Last week members of the Cape Eleuthera Institute attended the 5th Abaco Science Alliance Conference. Every two years Friends of the Environment host this conference that showcases research being done on the areas of natural history and environmental science of Abaco and The Bahamas. This two day event was held in Marsh Harbour and addressed a wide range of subjects, from cave formations to migrating birds. CEI’s aquaculture manager, Marie Tarnowski, presented on the development of the Sustainable Aquaculture Program at CEI and Annabelle Brooks, Research Manager at CEI, presented findings on lemon shark abundances in mangrove creeks around South Eleuthera. CEI’s Flats manager, Liane Nowell, presented a poster that focused on bonefish handling practices and the bonefish tagging program while Josh Shultz, Aquaponics manager at CEI, presented a poster that focused on developing aquaponics in The Bahamas. This was the first time anyone from the Cape Eleuthera Institute had presented at the Abaco Science Alliance. All attendees from CEI had a great time not only learning about other facets of research in The Bahamas, but also sharing our own novel research and making great connections. Representatives from CEI look forward to attending future Abaco Science Alliance Conferences.

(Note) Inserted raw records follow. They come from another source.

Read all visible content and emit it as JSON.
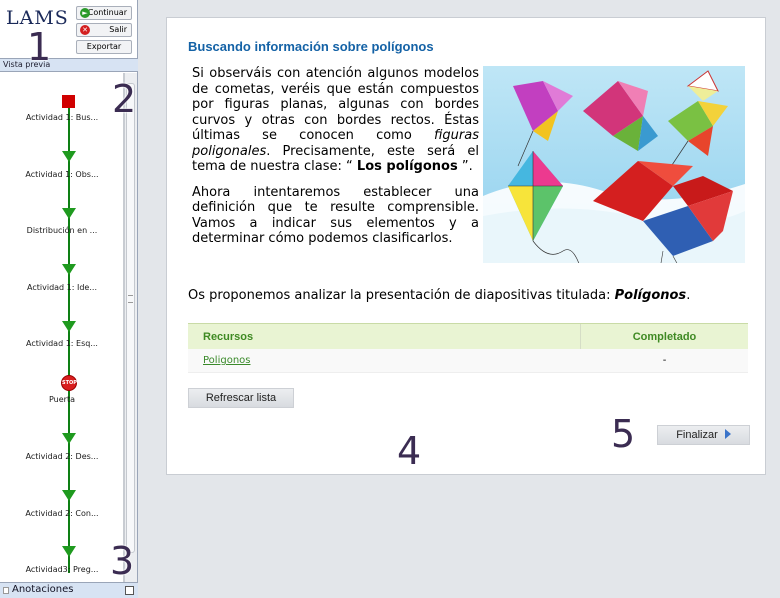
{
  "app": {
    "logo": "LAMS"
  },
  "topbar": {
    "continuar_label": "Continuar",
    "salir_label": "Salir",
    "exportar_label": "Exportar"
  },
  "sidebar": {
    "header": "Vista previa",
    "activities": [
      {
        "label": "Actividad 1: Bus...",
        "marker": "red-square"
      },
      {
        "label": "Actividad 1: Obs...",
        "marker": "green-arrow"
      },
      {
        "label": "Distribución en ...",
        "marker": "green-arrow"
      },
      {
        "label": "Actividad 1: Ide...",
        "marker": "green-arrow"
      },
      {
        "label": "Actividad 1: Esq...",
        "marker": "green-arrow"
      },
      {
        "label": "Puerta",
        "marker": "stop-sign"
      },
      {
        "label": "Actividad 2: Des...",
        "marker": "green-arrow"
      },
      {
        "label": "Actividad 2: Con...",
        "marker": "green-arrow"
      },
      {
        "label": "Actividad3: Preg...",
        "marker": "green-arrow"
      }
    ],
    "stop_text": "STOP",
    "footer": "Anotaciones"
  },
  "callouts": [
    "1",
    "2",
    "3",
    "4",
    "5"
  ],
  "content": {
    "title": "Buscando información sobre polígonos",
    "p1_a": "Si observáis con atención algunos modelos de cometas, veréis que están compuestos por figuras planas, algunas con bordes curvos y otras con bordes rectos. Éstas últimas se conocen como ",
    "p1_em": "figuras poligonales",
    "p1_b": ". Precisamente, este será el tema de nuestra clase: “ ",
    "p1_strong": "Los polígonos",
    "p1_c": " ”.",
    "p2": "Ahora intentaremos establecer una definición que te resulte comprensible. Vamos a indicar sus elementos y a determinar cómo podemos clasificarlos.",
    "propon_a": "Os proponemos analizar la presentación de diapositivas titulada: ",
    "propon_em": "Polígonos",
    "propon_end": ".",
    "table": {
      "headers": [
        "Recursos",
        "Completado"
      ],
      "rows": [
        {
          "resource": "Poligonos",
          "completed": "-"
        }
      ]
    },
    "refrescar_label": "Refrescar lista",
    "finalizar_label": "Finalizar"
  },
  "colors": {
    "title_blue": "#1462a6",
    "table_header_bg": "#e9f4d3",
    "table_header_text": "#3f8a23",
    "sequence_green": "#1f9a1f"
  }
}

CEI November Shark Expedition

[slideshow] The Geronimo, an experiential education vessel operated by St. George’s School from Newport, Rhode Island, under the direction of Captain Stephen Connett, conducted shark research cruises from the early 1970's through to the mid 1990's throughout the western Atlantic. From autumn 1979 through to spring 1981, regular seasonal surveys were conducted in Bahamian waters focusing on a shallow bank known as "the bridge" that connects the southern tip of Eleuthera to the northern tip of Cat Island. The data resulting from these surveys, representing a snapshot of Bahamian shark abundance from over 30 years ago, have never been rigorously analyzed or published. Edd Brooks, manager of the Shark Research and Conservation Program at CEI, is collaborating with Stephen Connett and Jeff Stein (University of Illinois) to recreate these surveys over the next two years, with the goal of identifying potential shifts in the diversity, abundance and demographic population structure of sharks in the North East Exuma Sound over the last 30 years. The first field season took place earlier this month and Edd, Jeff, and Stephen successfully completed surveys of the bridge with the assistance of two Bahamas Environmental Stewards Scholars, Ann Marie Carroll and Brandon Jennings, Stephanie Liss (former CEI shark program intern and graduate student at University of Illinois) and Christopher Koch. Christopher, an experienced captain and diver, has supported the Shark Research and Conservation Program since his daughters, Hanna and Melanie, studied at The Island School in Fall 2006 and Fall 2008, and offered to return to Eleuthera once again to help on this exciting expedition. Just goes to show that IS alumni aren't the only ones that can come back to The Island School and CEI--parents can, too!